Looking around, this post by Yudkowksy, “Measuring Optimization Power” doesn’t directly formalize optimization power. He does discuss how one would predict or identify if a system were the result of an optimization process in a Bayesian way:
The quantity we’re measuring tells us how improbable this event is, in the absence of optimization, relative to some prior measure that describes the unoptimized probabilities. To look at it another way, the quantity is how surprised you would be by the event, conditional on the hypothesis that there were no optimization processes around. This plugs directly into Bayesian updating: it says that highly optimized events are strong evidence for optimization processes that produce them.
This is not, however, a definition that can be used to help identify the pace of AI development, for example. Rather, it is just an expression of how one would infer anything in a Bayesian way, applied to the vague ‘optimization process’ phenomenon.
Alex Altair has a promising attempt at formalization here but it looks inconclusive. He points out the difficulty of identifying optimization power with just the shift in the probability mass of utility according to some utility function. I may be misunderstanding, but my gloss on this is that defining optimization power purely in terms of differences in probability of utility doesn’t say anything substantive about how a process has power.
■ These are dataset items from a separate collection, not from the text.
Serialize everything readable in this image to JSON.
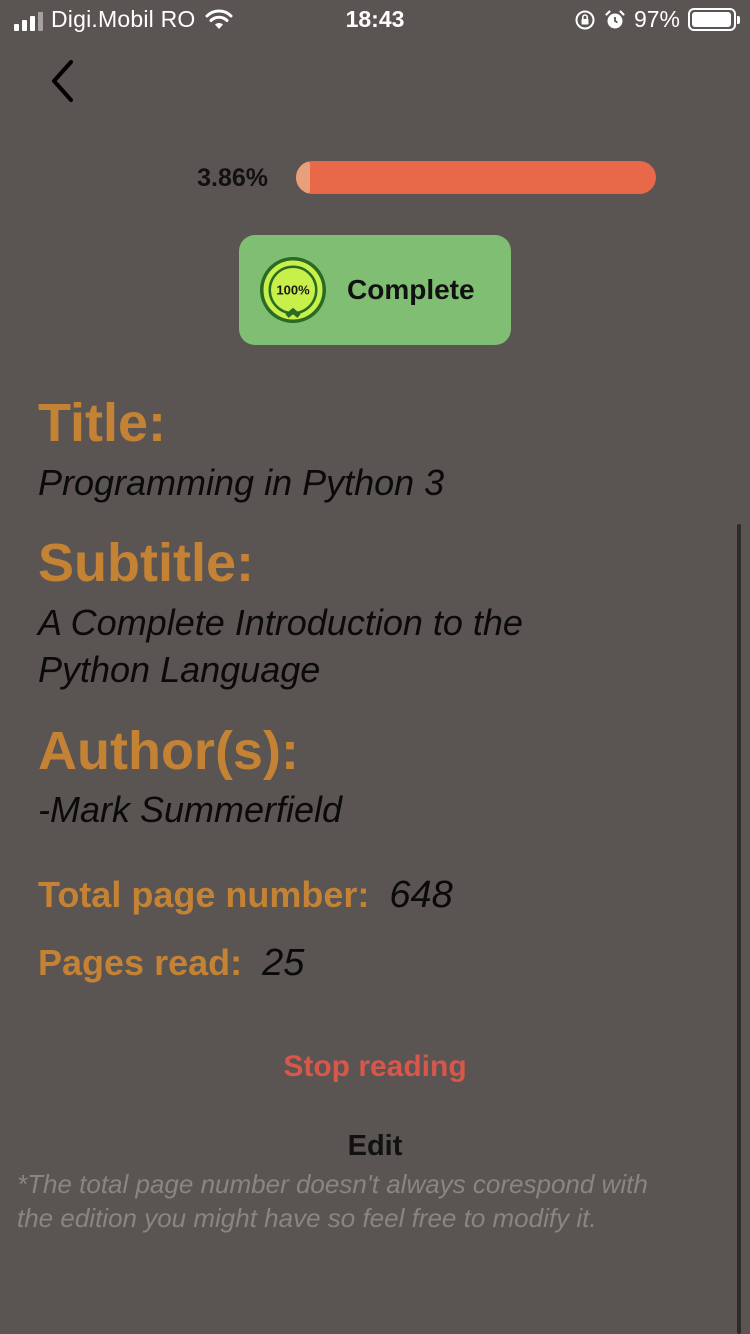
{
  "status_bar": {
    "carrier": "Digi.Mobil RO",
    "time": "18:43",
    "battery_percent": "97%",
    "battery_level": 0.97,
    "icons": [
      "signal-icon",
      "wifi-icon",
      "orientation-lock-icon",
      "alarm-icon",
      "battery-icon"
    ]
  },
  "nav": {
    "back_icon": "chevron-left-icon"
  },
  "progress": {
    "label": "3.86%",
    "fraction": 0.0386
  },
  "complete_button": {
    "icon_text": "100%",
    "label": "Complete"
  },
  "book": {
    "title_heading": "Title:",
    "title": "Programming in Python 3",
    "subtitle_heading": "Subtitle:",
    "subtitle_line1": "A Complete Introduction to the",
    "subtitle_line2": "Python Language",
    "authors_heading": "Author(s):",
    "author": "-Mark Summerfield",
    "total_pages_label": "Total page number:",
    "total_pages": "648",
    "pages_read_label": "Pages read:",
    "pages_read": "25"
  },
  "actions": {
    "stop_reading": "Stop reading",
    "edit": "Edit"
  },
  "footnote_line1": "*The total page number doesn't always corespond with",
  "footnote_line2": "the edition you might have so feel free to modify it.",
  "colors": {
    "background": "#5a5452",
    "accent": "#c48334",
    "progress": "#e8694a",
    "complete": "#80be73",
    "stop": "#d9574a"
  }
}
Which is important it is going to be related to some other concept like recalcitrance in a useful way.
Has there been any further progress in this area?
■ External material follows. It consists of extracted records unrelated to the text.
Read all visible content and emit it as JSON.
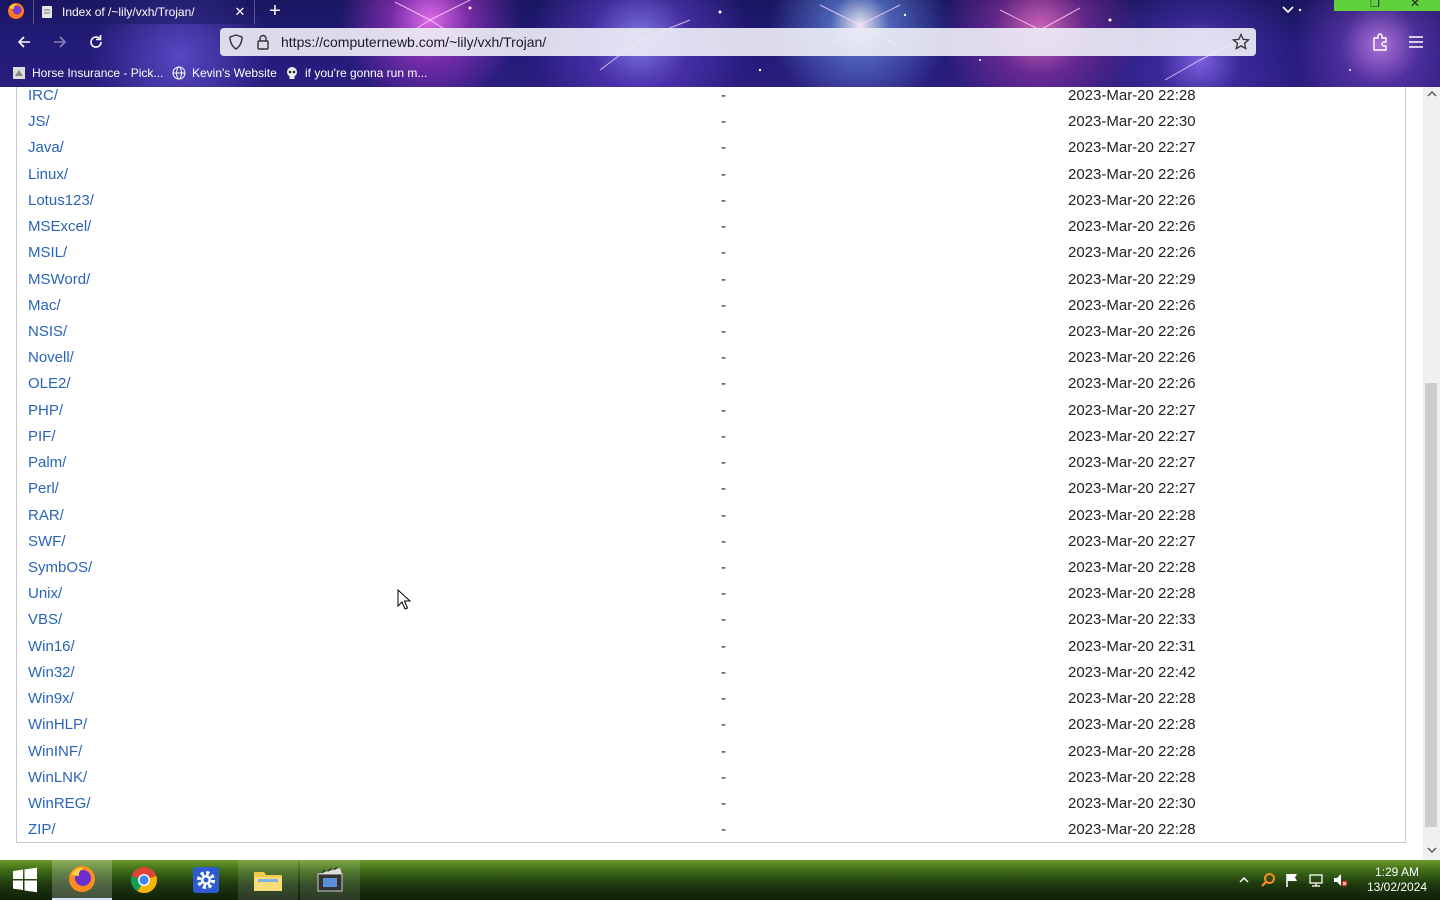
{
  "browser": {
    "tab_title": "Index of /~lily/vxh/Trojan/",
    "new_tab_symbol": "+",
    "url": "https://computernewb.com/~lily/vxh/Trojan/",
    "bookmarks": [
      {
        "label": "Horse Insurance - Pick...",
        "icon": "page-icon"
      },
      {
        "label": "Kevin's Website",
        "icon": "globe-icon"
      },
      {
        "label": "if you're gonna run m...",
        "icon": "skull-icon"
      }
    ]
  },
  "listing": {
    "rows": [
      {
        "name": "IRC/",
        "size": "-",
        "date": "2023-Mar-20 22:28"
      },
      {
        "name": "JS/",
        "size": "-",
        "date": "2023-Mar-20 22:30"
      },
      {
        "name": "Java/",
        "size": "-",
        "date": "2023-Mar-20 22:27"
      },
      {
        "name": "Linux/",
        "size": "-",
        "date": "2023-Mar-20 22:26"
      },
      {
        "name": "Lotus123/",
        "size": "-",
        "date": "2023-Mar-20 22:26"
      },
      {
        "name": "MSExcel/",
        "size": "-",
        "date": "2023-Mar-20 22:26"
      },
      {
        "name": "MSIL/",
        "size": "-",
        "date": "2023-Mar-20 22:26"
      },
      {
        "name": "MSWord/",
        "size": "-",
        "date": "2023-Mar-20 22:29"
      },
      {
        "name": "Mac/",
        "size": "-",
        "date": "2023-Mar-20 22:26"
      },
      {
        "name": "NSIS/",
        "size": "-",
        "date": "2023-Mar-20 22:26"
      },
      {
        "name": "Novell/",
        "size": "-",
        "date": "2023-Mar-20 22:26"
      },
      {
        "name": "OLE2/",
        "size": "-",
        "date": "2023-Mar-20 22:26"
      },
      {
        "name": "PHP/",
        "size": "-",
        "date": "2023-Mar-20 22:27"
      },
      {
        "name": "PIF/",
        "size": "-",
        "date": "2023-Mar-20 22:27"
      },
      {
        "name": "Palm/",
        "size": "-",
        "date": "2023-Mar-20 22:27"
      },
      {
        "name": "Perl/",
        "size": "-",
        "date": "2023-Mar-20 22:27"
      },
      {
        "name": "RAR/",
        "size": "-",
        "date": "2023-Mar-20 22:28"
      },
      {
        "name": "SWF/",
        "size": "-",
        "date": "2023-Mar-20 22:27"
      },
      {
        "name": "SymbOS/",
        "size": "-",
        "date": "2023-Mar-20 22:28"
      },
      {
        "name": "Unix/",
        "size": "-",
        "date": "2023-Mar-20 22:28"
      },
      {
        "name": "VBS/",
        "size": "-",
        "date": "2023-Mar-20 22:33"
      },
      {
        "name": "Win16/",
        "size": "-",
        "date": "2023-Mar-20 22:31"
      },
      {
        "name": "Win32/",
        "size": "-",
        "date": "2023-Mar-20 22:42"
      },
      {
        "name": "Win9x/",
        "size": "-",
        "date": "2023-Mar-20 22:28"
      },
      {
        "name": "WinHLP/",
        "size": "-",
        "date": "2023-Mar-20 22:28"
      },
      {
        "name": "WinINF/",
        "size": "-",
        "date": "2023-Mar-20 22:28"
      },
      {
        "name": "WinLNK/",
        "size": "-",
        "date": "2023-Mar-20 22:28"
      },
      {
        "name": "WinREG/",
        "size": "-",
        "date": "2023-Mar-20 22:30"
      },
      {
        "name": "ZIP/",
        "size": "-",
        "date": "2023-Mar-20 22:28"
      }
    ]
  },
  "taskbar": {
    "apps": [
      {
        "name": "firefox-taskbar-button",
        "icon": "firefox-icon",
        "active": true
      },
      {
        "name": "chrome-taskbar-button",
        "icon": "chrome-icon",
        "active": false
      },
      {
        "name": "settings-taskbar-button",
        "icon": "gear-icon",
        "active": false
      },
      {
        "name": "file-explorer-taskbar-button",
        "icon": "folder-icon",
        "active": false
      },
      {
        "name": "movie-maker-taskbar-button",
        "icon": "film-icon",
        "active": false
      }
    ],
    "clock": {
      "time": "1:29 AM",
      "date": "13/02/2024"
    }
  },
  "colors": {
    "link": "#2a64b8",
    "taskbar_active": "rgba(255,255,255,0.22)",
    "window_control_accent": "#5fcf3a"
  }
}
It’s notable that this discussion makes zero references to computational complexity, formally or otherwise. That’s notable because the informal discussion about ‘optimization power’ is about speed and capacity to compute—whether it be brains, chips, or whatever. There is a very well-developed formal theory of computational complexity that’s at the heart of contemporary statistical learning theory. I would think that the tools for specifying optimization power would be in there somewhere.
Those of you interested in the historical literature on this sort of thing may be interested in cyberneticist’s Rosenblueth, Weiner, and Bigelow’s 1943 paper “Behavior, Purpose and Teleology”, one of the first papers to discuss machine ‘purpose’, which they associate with optimization but in the particular sense of a process that is driven by a negative feedback loop as it approaches its goal. That does not exactly square with an ‘explosively’ teleology. This is one indicator that explosively purposeful machines might be quite rare or bizarre. In general, the 20th century cybernetics movement has a lot in common with contemporary AI research community. Which is interesting, because its literature is rarely directly referenced. I wonder why.